La richiesta al Comune di Pisa: "Basta campane tutto il giorno"

Un'associazione di atei scrive al Comune chiedendo che l'uso delle campane venga regolamentato. La Curia: "Serve buon senso"

Pisa - La storica disfida tra Peppone e Don Camillo torna a vivere all'ombra delle torre pendente. Ma non è un film. Né si tratta di una boutade estiva, la classica storiella messa in piedi per rinfocolare ad arte una polemica e vendere un po' di giornali. Forse qualcosa di vero c'è anche in questo. Ma sta di fatto che, a Pisa, un gruppo di persone ha preso carta e penna e ha scritto al Comune facendo una richiesta formale affinché l'Amministrazione provveda a limitare l'uso delle campane in città.
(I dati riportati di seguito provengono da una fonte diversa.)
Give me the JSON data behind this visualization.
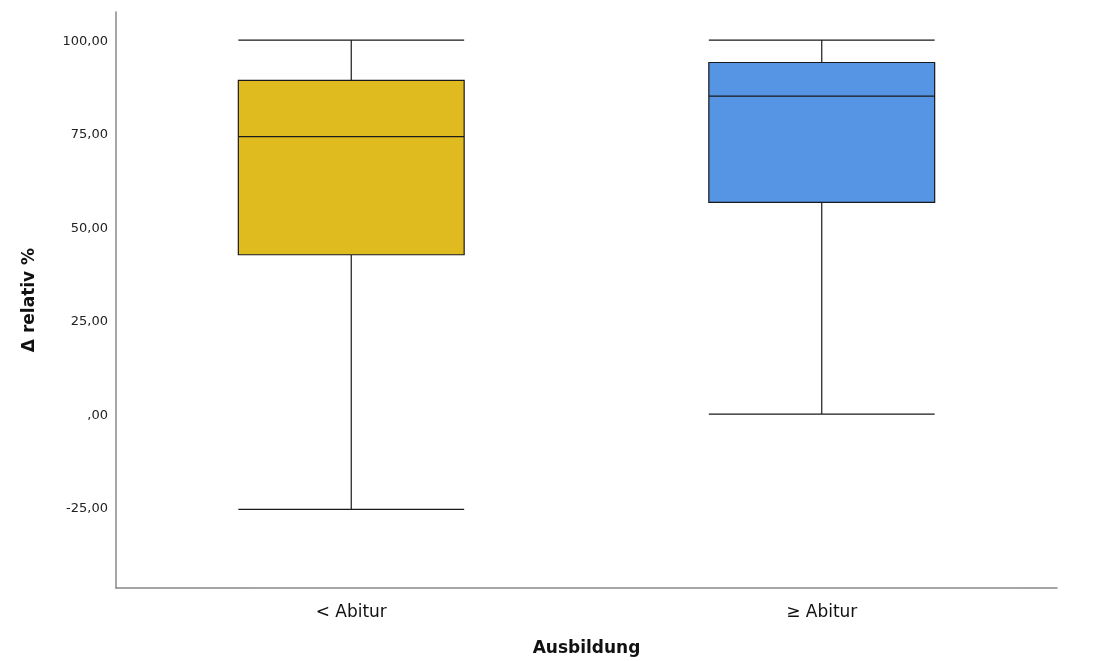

Sono i "cittadini atei di Pisa" riuniti nella sezione locale dell'Uaar (Unione degli atei e degli agnostici razionalisti). "È opportuno - scrivono in una lettera - che il Comune introduca dei limiti al loro uso nel regolamento comunale". La notizia è stata pubblicata dal quotidiano Il Tirreno.

La battaglia-provocazione L’iniziativa non è solo una provocazione a difesa della laicità dello Stato, ma una vera e propria battaglia per limitare eventuali abusi delle parrocchie e difendere coloro che si sentono disturbati da questo genere di rumori. "Anche perché se non si introducessero limiti per tutti - spiega Giovanni Mainetto, presidente del circolo pisano dell’Uaar - allora anche i musulmani che decidessero di costruire una moschea a Pisa avrebbero diritto alla chiamata del muezzin dal minareto durante la notte".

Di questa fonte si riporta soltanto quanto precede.